Le régime de déclaration préalable prévu aux articles 22 à 24 de la loi Informatique et libertés disparaît. Il reviendra au responsable de traitement d’effectuer une analyse d’impact afin de mesurer le risque en matière de protection des données et, en cas de risque élevé, de consulter la Cnil.

Le texte supprime également le régime d’autorisation par la Cnil, ou par décret en Conseil d’État ou arrêté pris après avis de celle-ci, pour les traitements de données mis en œuvre par ou pour le compte de l’État, d’un établissement public ou d’une personne morale de droit privé gérant un service public.

En revanche, le régime d’autorisation préalable est maintenu pour les traitements mis en œuvre pour le compte de l’État et portant sur des données biométriques ou génétiques. Le régime d’autorisation préalable subsiste également pour les traitements mis en œuvre pour le compte de personnes publiques ou privées portant sur des données parmi lesquelles figure le numéro d’inscription des personnes au répertoire national d’identification des personnes physiques (NIR).

IV – Le renforcement des compétences de la Cnil

Le rôle de la Cnil en matière de protection des données personnelles est réaffirmé en tant qu’« autorité de contrôle nationale au sens et pour l’application du [RGPD]».

L’article 1er de la loi Cnil 3, qui vient compléter l’article 11 de la loi du 6 janvier 1978, attribue de nouveaux pouvoirs à la Cnil. Il vient remplacer son rôle de contrôle administratif préalable par un rôle d’accompagnement de la conformité (compliance)13 tout au long du cycle de vie des données personnelles. Il privilégie le recours aux outils de « droit souple ».

La Cnil obtient effectivement le pouvoir d’adopter des lignes directrices, recommandations ou référentiels qui sont destinés à accompagner les responsables de traitement et sous-traitants dans la mise en œuvre des nouvelles obligations qui leur sont faites. Elle sera chargée d’encourager l’élaboration de codes de conduite définissant ces obligations.
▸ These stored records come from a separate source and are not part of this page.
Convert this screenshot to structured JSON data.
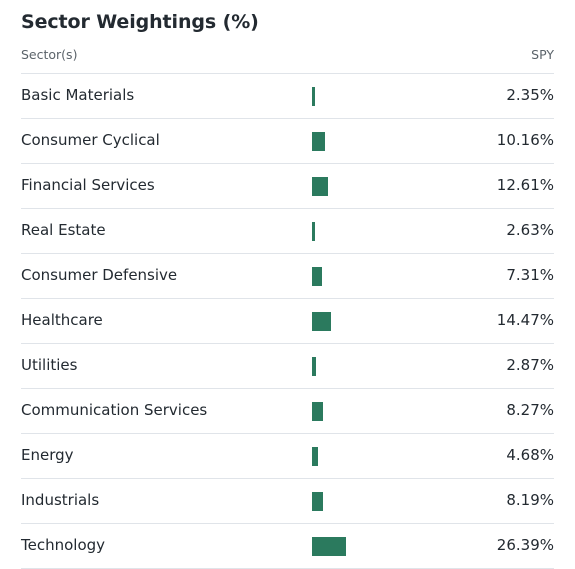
{
  "title": "Sector Weightings (%)",
  "columns": {
    "sector": "Sector(s)",
    "fund": "SPY"
  },
  "colors": {
    "bar": "#2b7a5e",
    "divider": "#e0e4e9",
    "text": "#232a31",
    "muted_text": "#5b636a"
  },
  "sectors": [
    {
      "name": "Basic Materials",
      "value": "2.35%",
      "weight": 2.35
    },
    {
      "name": "Consumer Cyclical",
      "value": "10.16%",
      "weight": 10.16
    },
    {
      "name": "Financial Services",
      "value": "12.61%",
      "weight": 12.61
    },
    {
      "name": "Real Estate",
      "value": "2.63%",
      "weight": 2.63
    },
    {
      "name": "Consumer Defensive",
      "value": "7.31%",
      "weight": 7.31
    },
    {
      "name": "Healthcare",
      "value": "14.47%",
      "weight": 14.47
    },
    {
      "name": "Utilities",
      "value": "2.87%",
      "weight": 2.87
    },
    {
      "name": "Communication Services",
      "value": "8.27%",
      "weight": 8.27
    },
    {
      "name": "Energy",
      "value": "4.68%",
      "weight": 4.68
    },
    {
      "name": "Industrials",
      "value": "8.19%",
      "weight": 8.19
    },
    {
      "name": "Technology",
      "value": "26.39%",
      "weight": 26.39
    }
  ]
}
Elle établira des règlements-types assurant la sécurité des systèmes de traitement de données à caractère personnel et régissant les traitements de données biométriques, génétiques et de santé.

Elle pourra certifier des personnes, des produits, des systèmes de données ou des procédures de manière à reconnaître leur conformité au RGPD et à la loi du 6 janvier 1978. Elle pourra agréer des organismes certificateurs sur la base de l’accréditation délivrée par le Comité français d’accréditation (COFRAC).
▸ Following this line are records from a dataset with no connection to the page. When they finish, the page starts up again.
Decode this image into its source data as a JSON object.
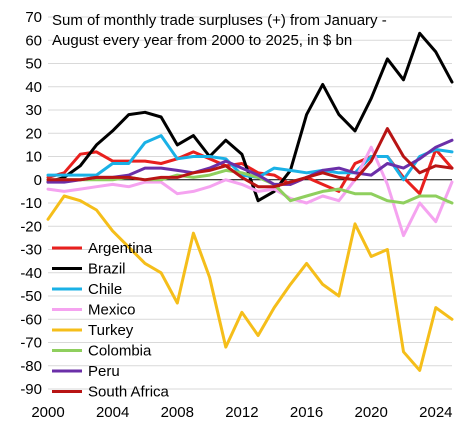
{
  "chart_data": {
    "type": "line",
    "title_lines": [
      "Sum of monthly trade surpluses (+) from January -",
      "August every year from 2000 to 2025, in $ bn"
    ],
    "xlabel": "",
    "ylabel": "",
    "xlim": [
      2000,
      2025
    ],
    "ylim": [
      -90,
      70
    ],
    "x_ticks": [
      2000,
      2004,
      2008,
      2012,
      2016,
      2020,
      2024
    ],
    "y_ticks": [
      70,
      60,
      50,
      40,
      30,
      20,
      10,
      0,
      -10,
      -20,
      -30,
      -40,
      -50,
      -60,
      -70,
      -80,
      -90
    ],
    "grid": true,
    "legend_position": "bottom-left",
    "x": [
      2000,
      2001,
      2002,
      2003,
      2004,
      2005,
      2006,
      2007,
      2008,
      2009,
      2010,
      2011,
      2012,
      2013,
      2014,
      2015,
      2016,
      2017,
      2018,
      2019,
      2020,
      2021,
      2022,
      2023,
      2024,
      2025
    ],
    "series": [
      {
        "name": "Argentina",
        "color": "#e8201e",
        "values": [
          1,
          3,
          11,
          12,
          8,
          8,
          8,
          7,
          9,
          12,
          9,
          6,
          7,
          3,
          2,
          -2,
          1,
          -2,
          -5,
          7,
          10,
          10,
          1,
          -6,
          13,
          5
        ]
      },
      {
        "name": "Brazil",
        "color": "#000000",
        "values": [
          -1,
          1,
          6,
          15,
          21,
          28,
          29,
          27,
          15,
          19,
          10,
          17,
          11,
          -9,
          -5,
          4,
          28,
          41,
          28,
          21,
          35,
          52,
          43,
          63,
          55,
          42
        ]
      },
      {
        "name": "Chile",
        "color": "#1ab1e6",
        "values": [
          2,
          2,
          2,
          2,
          7,
          7,
          16,
          19,
          9,
          10,
          10,
          9,
          2,
          1,
          5,
          4,
          3,
          4,
          3,
          3,
          10,
          10,
          0,
          10,
          13,
          12
        ]
      },
      {
        "name": "Mexico",
        "color": "#f5a3f0",
        "values": [
          -4,
          -5,
          -4,
          -3,
          -2,
          -3,
          -1,
          -1,
          -6,
          -5,
          -3,
          0,
          -2,
          -5,
          -4,
          -8,
          -10,
          -7,
          -9,
          0,
          14,
          -2,
          -24,
          -10,
          -18,
          -1
        ]
      },
      {
        "name": "Turkey",
        "color": "#f5be1a",
        "values": [
          -17,
          -7,
          -9,
          -13,
          -22,
          -29,
          -36,
          -40,
          -53,
          -23,
          -42,
          -72,
          -57,
          -67,
          -55,
          -45,
          -36,
          -45,
          -50,
          -19,
          -33,
          -30,
          -74,
          -82,
          -55,
          -60
        ]
      },
      {
        "name": "Colombia",
        "color": "#8fcf5e",
        "values": [
          0,
          0,
          0,
          0,
          0,
          1,
          0,
          0,
          2,
          1,
          2,
          4,
          3,
          1,
          -2,
          -9,
          -7,
          -5,
          -4,
          -6,
          -6,
          -9,
          -10,
          -7,
          -7,
          -10
        ]
      },
      {
        "name": "Peru",
        "color": "#6b2fa8",
        "values": [
          -1,
          -1,
          0,
          1,
          1,
          2,
          5,
          5,
          4,
          3,
          5,
          8,
          5,
          2,
          -2,
          -2,
          1,
          4,
          5,
          3,
          2,
          7,
          5,
          9,
          14,
          17
        ]
      },
      {
        "name": "South Africa",
        "color": "#b81414",
        "values": [
          0,
          0,
          0,
          1,
          1,
          1,
          0,
          1,
          1,
          3,
          4,
          6,
          1,
          -3,
          -3,
          -1,
          1,
          3,
          1,
          0,
          8,
          22,
          10,
          3,
          6,
          5
        ]
      }
    ]
  }
}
La Cnil aura également la faculté d’établir une liste de traitements de données susceptibles de créer un risque élevé pour les droits et les libertés des personnes concernées, traitements qui devront faire l’objet d’une consultation préalable de la Cnil.
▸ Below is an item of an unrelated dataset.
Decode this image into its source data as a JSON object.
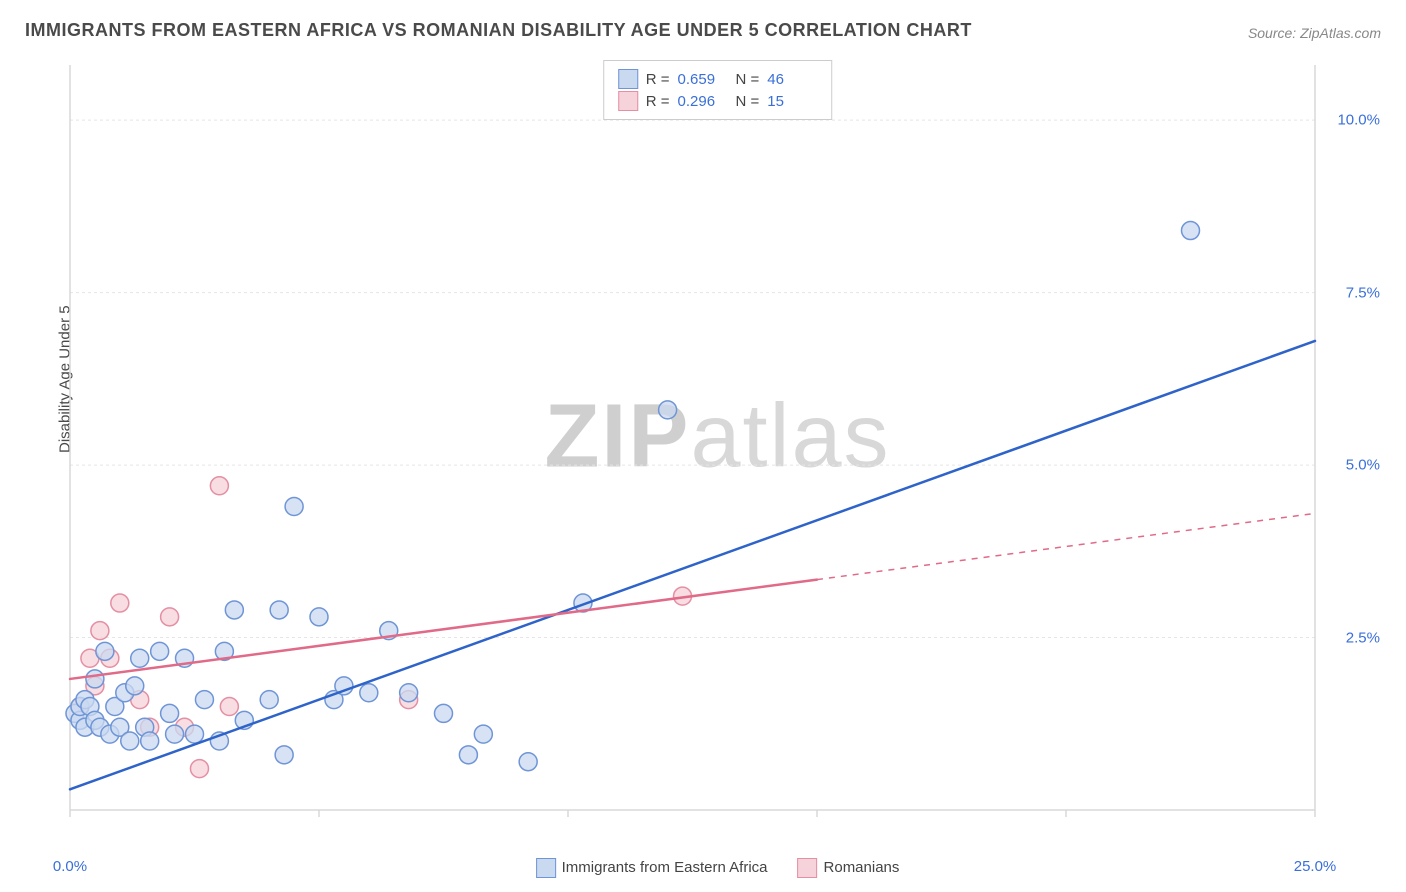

D’autre part, le régulateur français des données personnelles pourra être consulté par les présidents des deux chambres ainsi que par les commissions permanentes des assemblées et les présidents de groupes parlementaires sur toute proposition de loi relative à la protection des données à caractère personnel ou au traitement de telles données (art. 1). L’Assemblée nationale a vu dans cette disposition, qui avait été supprimée par le Sénat en première lecture, le moyen de renforcer l’expertise du Parlement en matière de protection des données personnelles.

Par ailleurs, l’article 5 de la loi Cnil 3, qui modifie l’article 44 de la loi du 6 janvier 1978, vient préciser certaines modalités d’exercice des pouvoirs de contrôle dont dispose la Cnil. Il précise la nature des locaux dans lesquels les agents de la Cnil peuvent procéder à des contrôles sur place, en étendant cette possibilité à l’ensemble des locaux qui ne sont pas affectés au domicile privé.

Le texte indique que les agents de la Cnil peuvent demander communication de tous documents nécessaires à l’accomplissement de leur mission, quel qu’en soit le support, et en prendre copie. Ils peuvent recueillir, notamment sur place ou sur convocation, tout renseignement et toute justification utiles.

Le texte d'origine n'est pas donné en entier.